TECOP
Textos e Contextos
do Orientalismo Português

O Camões dos Orientalistas K. David Jackson (University of Yale)

(Excertos selecionados pelo autor de uma palestra a propósito de dois ensaios
por dois orientalistas portugueses:

K. David Jackson

Passos dos Lusíadas Estudados à Luz da Mitolojía e do Orientalismo [1892],
de Guilherme de Vasconcelos Abreu, e Episodio do Gigante Adamastor.
Estudo critico [1898], de José Benoliel)

 

 

 

 

1. De modo geral, esses orientalistas são viajantes, têm formação em filologia e linguística, a maioria arabistas e linguistas. 

2. As listas dos Orientalistas [por exemplo, tanto deste projeto TECOP como a do Dicionário de Orientalistas de Língua Portuguesa] tornam viável uma visão panorâmica do conjunto de orientalistas portugueses, na verdade não muito numeroso, na qual a identificação das principais figuras nos permite observar como a formação do orientalismo, com raízes imperiais e científicas nos séculos XVIII e XIX, é tão distinta e distante dos estudos de hoje e das questões do nosso tempo.

3. A tese [do ensaio de Guilherme de Vasconcelos Abreu] é que há na obra de Camões “uma enciclopédia [...] de todo o saber de então, e das tradições próprias do século XVI na Europa, e nas que daquele tempo nos tinham vindo do Oriente”. A implicação do autor é que Camões teria recebido essas informações lendárias de contos játaca, ou de informações colhidas de fontes orais de caráter mítico, repetidos em textos portugueses da época, como O Livro de Duarte Barbosa ou as Lendas da Índia, de Gaspar Correia, obra republicada pela Academia Real das Ciências de Lisboa de 1858-1866, em 8 volumes.

4. O que acho mais interessante neste breve estudo de 10 páginas de Vasconcelos Abreu não é o texto de início sobre Camões, mas a teorização sobre totemismo, antecipando o Freud de Totem e Tabu e avançando uma explicação antropológica para essas crenças que contam relações entre animais e mulheres. 

5. José Benoliel alega ser três as fontes do episódio de Adamastor: a Bíblia, a mitologia grega e um conto da coleção das Mil e uma Noites, o “Conto do pescador”. 

6. O conceito comparativo de Benoliel tem duas vertentes.
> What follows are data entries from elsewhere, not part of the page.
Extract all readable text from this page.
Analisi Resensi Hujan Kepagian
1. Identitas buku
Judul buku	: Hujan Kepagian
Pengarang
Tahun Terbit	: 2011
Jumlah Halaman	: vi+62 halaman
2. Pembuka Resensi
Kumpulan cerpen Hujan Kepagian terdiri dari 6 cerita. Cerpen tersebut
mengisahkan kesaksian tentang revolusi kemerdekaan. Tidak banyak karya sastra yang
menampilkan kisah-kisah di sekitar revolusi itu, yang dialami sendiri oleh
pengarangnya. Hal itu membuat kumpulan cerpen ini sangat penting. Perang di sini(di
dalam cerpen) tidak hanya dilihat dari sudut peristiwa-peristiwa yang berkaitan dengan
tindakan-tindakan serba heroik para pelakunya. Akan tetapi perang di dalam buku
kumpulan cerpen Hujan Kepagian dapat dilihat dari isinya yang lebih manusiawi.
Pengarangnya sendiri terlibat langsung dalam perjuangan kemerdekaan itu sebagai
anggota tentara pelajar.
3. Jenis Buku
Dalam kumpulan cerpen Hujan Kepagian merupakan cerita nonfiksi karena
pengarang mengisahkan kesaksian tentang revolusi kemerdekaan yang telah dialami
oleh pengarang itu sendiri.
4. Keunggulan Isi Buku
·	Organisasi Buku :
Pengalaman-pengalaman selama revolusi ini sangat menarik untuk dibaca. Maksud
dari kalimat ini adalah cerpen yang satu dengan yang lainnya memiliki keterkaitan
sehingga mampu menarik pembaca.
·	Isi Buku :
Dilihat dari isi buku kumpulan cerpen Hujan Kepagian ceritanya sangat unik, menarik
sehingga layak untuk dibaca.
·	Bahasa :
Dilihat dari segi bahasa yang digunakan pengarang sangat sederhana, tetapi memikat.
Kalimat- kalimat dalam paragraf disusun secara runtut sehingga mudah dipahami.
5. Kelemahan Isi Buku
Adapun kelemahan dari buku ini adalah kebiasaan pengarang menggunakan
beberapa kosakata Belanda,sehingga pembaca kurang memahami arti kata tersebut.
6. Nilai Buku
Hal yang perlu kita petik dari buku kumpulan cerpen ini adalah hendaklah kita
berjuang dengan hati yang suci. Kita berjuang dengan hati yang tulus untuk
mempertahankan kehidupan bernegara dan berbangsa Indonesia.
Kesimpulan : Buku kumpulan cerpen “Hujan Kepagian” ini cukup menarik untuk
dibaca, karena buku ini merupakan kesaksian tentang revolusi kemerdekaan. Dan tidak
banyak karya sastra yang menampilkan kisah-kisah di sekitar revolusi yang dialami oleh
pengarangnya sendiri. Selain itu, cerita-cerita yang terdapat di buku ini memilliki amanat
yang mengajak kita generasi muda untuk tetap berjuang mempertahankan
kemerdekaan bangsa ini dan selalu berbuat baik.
Adamastor é, de um lado, gigante terrível, “imponente, majestoso, formidável, talvez mais do que o próprio Júpiter [...] razão principal do assombro, de espanto e horror tanto em Vasco da Gama e seus companheiros, como no leitor”, e do outro amante vulnerável e rejeitado, sujeito a todas as fragilidades humanas, como os “pobres Gigantes namorados, que nos pinta Ariosto”.

7. Para o leitor de hoje, o valor do ensaio de Benoliel resta na tentativa de incluir o Camões num texto de world literature, atestando a uma maior circulação de temas e motivos entre as literaturas. Mas a comparação, embora original, é fraca e sem fundamentos, longe do levantamento do renascentista David Quint, no estudo “Voices of Resistance: The Epic Curse and Camoes' Adamastor” (1989).

8. Tanto em Vasconcelos Abreu quanto em Benoliel, há tentativas de trazer Camões para dentro dos estudos e interesses particulares desses orientalistas. São sugestões de influências variadas, em que o saber do Oriente pesa sobre o Renascimento europeu, e de uma crítica de arquétipos, mas sem uma teorização adequada. São estudos talvez imaginosos e originais, de um comparatismo estabelecido dentro do orientalismo da época, com ideias insinuantes, mas sem nenhuma elaboração ou evidência fora o desejo de fazer do Camões, celebrado “porta-voz da civilização”, um veículo do saber do Oriente e, como eles, mais um viajante e investigador orientalista.